As you might expect with the European Union, or most any multinational government agency, a very significantly data-intensive report was released recently.

[Courtesy of EladeManu from Flickr via a Creative Commons license]The theory that comes out of a recent EU-OSHA study is that women are more at risk for workplace incidents than men, which may suggest that workplace safety measures are gender-biased toward men.
I can’t possibly get to the bottom line of this report here because here is just too mch to go through, but you can see the report for yourself if you’d like. What I can tell you that, at least in Europe, there seems to be a claim that women are at higher risk for workplace incidents and accidents than their male counterparts overall – which, of course, is broken down by occupation, full-time or part-time work, age, and other factors. While the numbers seem to vary pretty wildly in all these areas across not only the EU but each individual member country, there were a couple numbers that stood out to me.
Overall, women seem to take up about 45 percent of the total work force in Europe, but women’s overall incidence rate per 100,000 employed workers is only about 40 percent of men. However, when EU-OSHA normalized the incidence rates to full-time equivalency employment, the accident rates (a little different than incident rates) is virtually equal, according to the study.

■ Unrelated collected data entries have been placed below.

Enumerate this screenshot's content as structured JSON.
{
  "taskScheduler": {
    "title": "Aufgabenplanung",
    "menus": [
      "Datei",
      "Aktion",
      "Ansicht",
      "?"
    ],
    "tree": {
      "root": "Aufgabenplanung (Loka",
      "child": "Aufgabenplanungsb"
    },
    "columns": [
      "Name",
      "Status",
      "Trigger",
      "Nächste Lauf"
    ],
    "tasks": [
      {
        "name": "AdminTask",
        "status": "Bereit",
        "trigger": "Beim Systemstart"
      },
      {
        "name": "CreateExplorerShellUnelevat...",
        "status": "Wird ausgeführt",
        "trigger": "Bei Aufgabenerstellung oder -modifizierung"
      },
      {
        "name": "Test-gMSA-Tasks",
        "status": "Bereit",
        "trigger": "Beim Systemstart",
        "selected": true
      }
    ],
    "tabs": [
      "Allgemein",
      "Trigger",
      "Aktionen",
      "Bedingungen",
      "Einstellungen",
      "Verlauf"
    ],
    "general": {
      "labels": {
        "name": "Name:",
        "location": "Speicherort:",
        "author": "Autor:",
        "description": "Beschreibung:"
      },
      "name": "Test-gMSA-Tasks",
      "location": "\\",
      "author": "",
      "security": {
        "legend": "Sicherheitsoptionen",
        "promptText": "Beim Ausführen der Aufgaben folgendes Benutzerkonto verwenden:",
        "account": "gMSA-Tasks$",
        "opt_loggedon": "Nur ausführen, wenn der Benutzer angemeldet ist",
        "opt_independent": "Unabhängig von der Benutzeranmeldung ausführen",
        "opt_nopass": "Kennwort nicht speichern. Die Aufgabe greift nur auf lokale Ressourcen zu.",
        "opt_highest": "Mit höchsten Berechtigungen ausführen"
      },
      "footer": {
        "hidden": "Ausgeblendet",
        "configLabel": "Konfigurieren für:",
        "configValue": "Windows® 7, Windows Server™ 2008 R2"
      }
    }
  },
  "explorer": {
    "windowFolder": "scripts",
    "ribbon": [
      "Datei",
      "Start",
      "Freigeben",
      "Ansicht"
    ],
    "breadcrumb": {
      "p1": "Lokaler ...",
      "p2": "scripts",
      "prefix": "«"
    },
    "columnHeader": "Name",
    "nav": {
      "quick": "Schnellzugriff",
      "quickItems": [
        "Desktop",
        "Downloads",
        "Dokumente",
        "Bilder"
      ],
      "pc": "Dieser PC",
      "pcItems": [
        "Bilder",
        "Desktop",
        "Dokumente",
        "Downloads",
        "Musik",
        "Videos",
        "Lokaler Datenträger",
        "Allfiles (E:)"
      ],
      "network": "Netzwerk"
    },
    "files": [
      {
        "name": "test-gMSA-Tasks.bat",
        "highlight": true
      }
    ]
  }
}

What might all this mean? It’s hard to say, but it seems to me that if all the jobs were normalized into an “average job” in terms of labor, stress, occupational safety and health risks and exposures, that this EU-OSHA study is saying that women are more at risk than men. The charts show that higher-risk occupations like construction and manufacturing have high incidence rates and are dominated by men, while the women-dominated professions like hospitality, retail and care services (day care, elder care) are considered relatively low-risk professions and thus have low incidence rates – but women have a higher rate of incidents in those professions. And the report makes note that a large majority of part-time workers (about 70 percent) are women, so in theory they are actually exposed to consistent risk less often than their male counterparts – yet the adjusted incident rate (at FTE) is nearly equal.
Check out the entirety of the EU-OSHA study and feel free to give us your analysis. What do you think of the data and the report? What do you make of the recommendations the report authors suggested? Is this something that should be evaluated in the U.S. and /or Canada?